Au lendemain du pronunciamiento soft par les ex-du Régiment de sécurité présidentielle (RSP), l'UA avait donné deux semaines aux militaires pour retourner dans les casernes, sinon le couperet tomberait et la communauté cesserait de biberonner le Burkina.

En entonnant des propos conciliants, hier à sa descente d'avion, l'UA par son président en exercice, fait amende honorable, car elle sait qu'au regard des circonstances, 15 jours sont insignifiants pour remettre tout en ordre, surtout après le règne interminable que fut celui de Blaise Compaoré.

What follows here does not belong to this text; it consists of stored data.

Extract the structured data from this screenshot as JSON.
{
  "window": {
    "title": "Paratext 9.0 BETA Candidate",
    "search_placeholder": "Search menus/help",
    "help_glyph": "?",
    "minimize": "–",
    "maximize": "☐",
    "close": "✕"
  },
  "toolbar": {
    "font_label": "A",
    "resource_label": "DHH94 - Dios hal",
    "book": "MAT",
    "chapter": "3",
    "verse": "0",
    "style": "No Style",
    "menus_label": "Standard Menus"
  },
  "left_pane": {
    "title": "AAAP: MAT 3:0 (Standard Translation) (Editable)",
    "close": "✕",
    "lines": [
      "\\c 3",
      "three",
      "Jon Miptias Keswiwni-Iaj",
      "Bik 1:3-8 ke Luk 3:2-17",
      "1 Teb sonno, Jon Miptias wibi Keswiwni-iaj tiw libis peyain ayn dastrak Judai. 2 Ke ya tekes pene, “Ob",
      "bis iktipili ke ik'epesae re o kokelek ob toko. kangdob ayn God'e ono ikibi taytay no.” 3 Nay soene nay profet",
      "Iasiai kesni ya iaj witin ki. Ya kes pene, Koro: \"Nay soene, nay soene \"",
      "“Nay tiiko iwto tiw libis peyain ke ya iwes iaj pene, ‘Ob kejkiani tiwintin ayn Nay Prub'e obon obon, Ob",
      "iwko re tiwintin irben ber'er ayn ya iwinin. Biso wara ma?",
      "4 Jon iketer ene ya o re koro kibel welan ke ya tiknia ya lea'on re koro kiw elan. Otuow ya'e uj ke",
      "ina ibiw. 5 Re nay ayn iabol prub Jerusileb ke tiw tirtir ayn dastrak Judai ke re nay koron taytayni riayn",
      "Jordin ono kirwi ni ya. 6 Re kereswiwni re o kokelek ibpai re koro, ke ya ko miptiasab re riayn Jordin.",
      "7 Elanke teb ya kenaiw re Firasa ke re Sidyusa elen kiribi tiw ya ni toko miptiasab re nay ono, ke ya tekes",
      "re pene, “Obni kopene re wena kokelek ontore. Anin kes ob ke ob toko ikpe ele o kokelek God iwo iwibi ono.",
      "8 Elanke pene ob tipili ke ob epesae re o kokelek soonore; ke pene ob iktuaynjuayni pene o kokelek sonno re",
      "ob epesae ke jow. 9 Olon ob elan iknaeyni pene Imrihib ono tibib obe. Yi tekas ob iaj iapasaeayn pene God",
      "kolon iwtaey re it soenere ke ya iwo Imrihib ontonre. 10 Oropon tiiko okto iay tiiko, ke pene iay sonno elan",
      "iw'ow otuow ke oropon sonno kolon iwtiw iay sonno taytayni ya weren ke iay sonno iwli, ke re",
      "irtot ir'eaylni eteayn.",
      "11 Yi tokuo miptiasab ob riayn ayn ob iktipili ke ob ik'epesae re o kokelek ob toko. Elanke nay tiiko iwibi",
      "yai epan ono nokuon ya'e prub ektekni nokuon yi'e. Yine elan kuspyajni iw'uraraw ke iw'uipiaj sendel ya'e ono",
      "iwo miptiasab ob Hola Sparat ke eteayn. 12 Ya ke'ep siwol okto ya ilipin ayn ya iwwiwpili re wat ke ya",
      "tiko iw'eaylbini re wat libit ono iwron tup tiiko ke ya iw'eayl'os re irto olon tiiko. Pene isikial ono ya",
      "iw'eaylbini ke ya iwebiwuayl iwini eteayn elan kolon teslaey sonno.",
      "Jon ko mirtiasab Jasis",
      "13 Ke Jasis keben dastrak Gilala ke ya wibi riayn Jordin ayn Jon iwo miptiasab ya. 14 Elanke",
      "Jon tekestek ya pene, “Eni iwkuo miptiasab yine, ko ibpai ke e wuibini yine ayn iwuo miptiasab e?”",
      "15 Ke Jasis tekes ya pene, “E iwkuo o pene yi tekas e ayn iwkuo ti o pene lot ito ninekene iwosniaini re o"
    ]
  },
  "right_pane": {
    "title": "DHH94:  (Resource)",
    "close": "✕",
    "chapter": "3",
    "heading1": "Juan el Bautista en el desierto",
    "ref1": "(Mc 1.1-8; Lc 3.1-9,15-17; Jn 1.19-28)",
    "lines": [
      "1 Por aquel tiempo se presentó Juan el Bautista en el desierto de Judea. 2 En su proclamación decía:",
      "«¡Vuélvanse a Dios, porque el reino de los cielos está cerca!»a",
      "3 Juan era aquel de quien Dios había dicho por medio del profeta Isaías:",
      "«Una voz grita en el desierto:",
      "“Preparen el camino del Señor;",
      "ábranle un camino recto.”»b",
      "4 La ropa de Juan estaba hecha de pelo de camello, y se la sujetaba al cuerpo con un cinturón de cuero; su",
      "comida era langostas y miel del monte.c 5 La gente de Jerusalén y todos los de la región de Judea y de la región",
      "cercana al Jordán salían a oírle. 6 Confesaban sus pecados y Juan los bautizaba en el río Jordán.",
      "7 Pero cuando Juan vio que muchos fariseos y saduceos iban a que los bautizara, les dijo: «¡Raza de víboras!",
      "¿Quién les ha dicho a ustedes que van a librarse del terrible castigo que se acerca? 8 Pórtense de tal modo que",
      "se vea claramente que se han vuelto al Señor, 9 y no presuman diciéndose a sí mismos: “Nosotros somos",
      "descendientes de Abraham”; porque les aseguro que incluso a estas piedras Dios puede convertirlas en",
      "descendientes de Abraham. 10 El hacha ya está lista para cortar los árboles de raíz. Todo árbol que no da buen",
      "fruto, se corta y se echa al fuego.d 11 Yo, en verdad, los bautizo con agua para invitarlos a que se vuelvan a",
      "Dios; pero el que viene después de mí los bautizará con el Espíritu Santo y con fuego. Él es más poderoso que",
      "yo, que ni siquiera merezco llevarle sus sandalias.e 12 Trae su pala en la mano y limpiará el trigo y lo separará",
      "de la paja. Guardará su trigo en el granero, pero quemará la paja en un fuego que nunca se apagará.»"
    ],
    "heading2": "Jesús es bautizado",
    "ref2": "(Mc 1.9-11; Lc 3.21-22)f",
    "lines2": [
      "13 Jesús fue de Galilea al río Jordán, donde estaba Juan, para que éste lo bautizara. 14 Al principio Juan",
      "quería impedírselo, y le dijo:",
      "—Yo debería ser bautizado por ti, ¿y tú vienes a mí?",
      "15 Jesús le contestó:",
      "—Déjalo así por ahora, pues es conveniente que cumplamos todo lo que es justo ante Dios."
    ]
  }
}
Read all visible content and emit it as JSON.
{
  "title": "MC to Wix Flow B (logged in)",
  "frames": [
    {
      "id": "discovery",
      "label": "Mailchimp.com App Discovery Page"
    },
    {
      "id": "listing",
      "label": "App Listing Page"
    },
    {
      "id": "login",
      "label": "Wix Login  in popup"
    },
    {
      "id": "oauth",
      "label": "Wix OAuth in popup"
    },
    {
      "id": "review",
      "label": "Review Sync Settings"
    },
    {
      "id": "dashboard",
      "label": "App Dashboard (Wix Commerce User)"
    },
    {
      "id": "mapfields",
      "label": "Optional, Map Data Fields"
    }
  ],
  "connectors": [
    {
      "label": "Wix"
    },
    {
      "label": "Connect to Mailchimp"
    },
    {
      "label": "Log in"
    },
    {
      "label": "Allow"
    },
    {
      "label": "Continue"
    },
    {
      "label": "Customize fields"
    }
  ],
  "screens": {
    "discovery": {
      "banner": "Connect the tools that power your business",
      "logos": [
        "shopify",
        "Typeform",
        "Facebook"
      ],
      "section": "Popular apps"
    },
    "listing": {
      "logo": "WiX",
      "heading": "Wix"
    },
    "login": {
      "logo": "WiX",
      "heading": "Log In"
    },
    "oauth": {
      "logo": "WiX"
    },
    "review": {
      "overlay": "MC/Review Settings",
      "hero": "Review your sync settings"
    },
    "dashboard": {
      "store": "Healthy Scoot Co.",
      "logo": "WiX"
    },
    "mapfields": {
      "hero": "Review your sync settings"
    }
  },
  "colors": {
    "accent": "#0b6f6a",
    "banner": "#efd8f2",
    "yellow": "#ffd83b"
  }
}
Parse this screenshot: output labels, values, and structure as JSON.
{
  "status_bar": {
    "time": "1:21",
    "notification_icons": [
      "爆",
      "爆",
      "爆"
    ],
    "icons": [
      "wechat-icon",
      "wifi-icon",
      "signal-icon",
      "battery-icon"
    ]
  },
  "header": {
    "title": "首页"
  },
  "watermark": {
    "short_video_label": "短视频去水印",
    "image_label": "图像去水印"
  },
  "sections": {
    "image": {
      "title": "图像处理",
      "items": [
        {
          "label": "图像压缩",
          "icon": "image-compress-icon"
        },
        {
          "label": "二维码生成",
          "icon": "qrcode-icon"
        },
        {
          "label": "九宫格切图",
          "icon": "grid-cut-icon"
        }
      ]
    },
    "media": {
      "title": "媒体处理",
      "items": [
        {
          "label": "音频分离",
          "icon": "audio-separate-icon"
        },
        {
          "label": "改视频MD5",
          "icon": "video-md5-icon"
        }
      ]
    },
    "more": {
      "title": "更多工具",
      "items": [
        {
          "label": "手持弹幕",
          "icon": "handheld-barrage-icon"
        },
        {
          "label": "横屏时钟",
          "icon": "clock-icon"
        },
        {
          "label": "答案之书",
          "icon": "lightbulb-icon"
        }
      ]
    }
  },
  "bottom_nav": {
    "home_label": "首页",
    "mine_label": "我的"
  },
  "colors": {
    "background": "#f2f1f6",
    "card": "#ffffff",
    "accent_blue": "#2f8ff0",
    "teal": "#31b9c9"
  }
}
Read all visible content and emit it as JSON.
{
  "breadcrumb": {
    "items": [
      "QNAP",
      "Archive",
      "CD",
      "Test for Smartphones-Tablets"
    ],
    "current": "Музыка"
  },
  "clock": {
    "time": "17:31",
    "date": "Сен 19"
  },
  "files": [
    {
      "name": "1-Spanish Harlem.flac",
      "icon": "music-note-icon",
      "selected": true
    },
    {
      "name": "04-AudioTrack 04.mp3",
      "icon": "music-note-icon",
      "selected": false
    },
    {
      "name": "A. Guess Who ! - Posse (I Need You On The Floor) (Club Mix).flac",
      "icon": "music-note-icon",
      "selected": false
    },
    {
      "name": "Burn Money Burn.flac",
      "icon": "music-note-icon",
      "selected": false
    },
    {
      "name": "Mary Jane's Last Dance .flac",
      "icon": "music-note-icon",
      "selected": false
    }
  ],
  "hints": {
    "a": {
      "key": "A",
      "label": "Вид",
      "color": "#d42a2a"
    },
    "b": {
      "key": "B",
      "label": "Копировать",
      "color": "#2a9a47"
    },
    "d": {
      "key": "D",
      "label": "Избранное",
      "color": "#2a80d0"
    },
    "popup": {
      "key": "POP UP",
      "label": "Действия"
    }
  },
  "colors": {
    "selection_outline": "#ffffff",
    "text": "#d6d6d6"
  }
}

En outre, l'UA a dû se rendre à l'évidence : le cas burkinabè pourrait faire tache d'huile, et provoquer un effet domino. En aidant les Burkinabè à bien gérer la transition, elle donne en même temps, un signal fort aux peuples qui croulent sous la férule de timoniers modernes dont ils voudraient qu'ils passent la main. De gré ou de force.

En clair, si par extraordinaire, le cas burkinabè devait inspirer des pays dont les présidents ont 20 ou 30 ans au compteur, ou sont dirigés par des fausses dynasties, c'est-à-dire là où de rafistolages constitutionnels en élections tronquées ou truquées des dinosaures ou «fils de» se maintiennent au pouvoir, que l'UA puisse avoir maintenant des repères pour aider ces peuples à les gérer. Instruite par la jurisprudence burkinabè

L'UA en envoyant son président en exercice Abdelaziz aurait voulu dire aux Burkinabè ceci : «Nous vous avons mal jugés, nous sommes prêts à vous accompagner pour vous en sortir» qu'elle ne s'y serait pas prise autrement.C'est d'ailleurs mutatis mutandis qu'à dit à son homologue burkinabè. Une double session de rattrapage en quelque sorte, puisqu'ils s'en trouvent de nombreux Burkinabè qui estiment que l'UA aurait dû voir venir la Révolution du 30 octobre, et la prévenir. Et comme elle n'a pas eu le nez creux, son rôle est de soutenir les acteurs pour remettre le pays sur les rails.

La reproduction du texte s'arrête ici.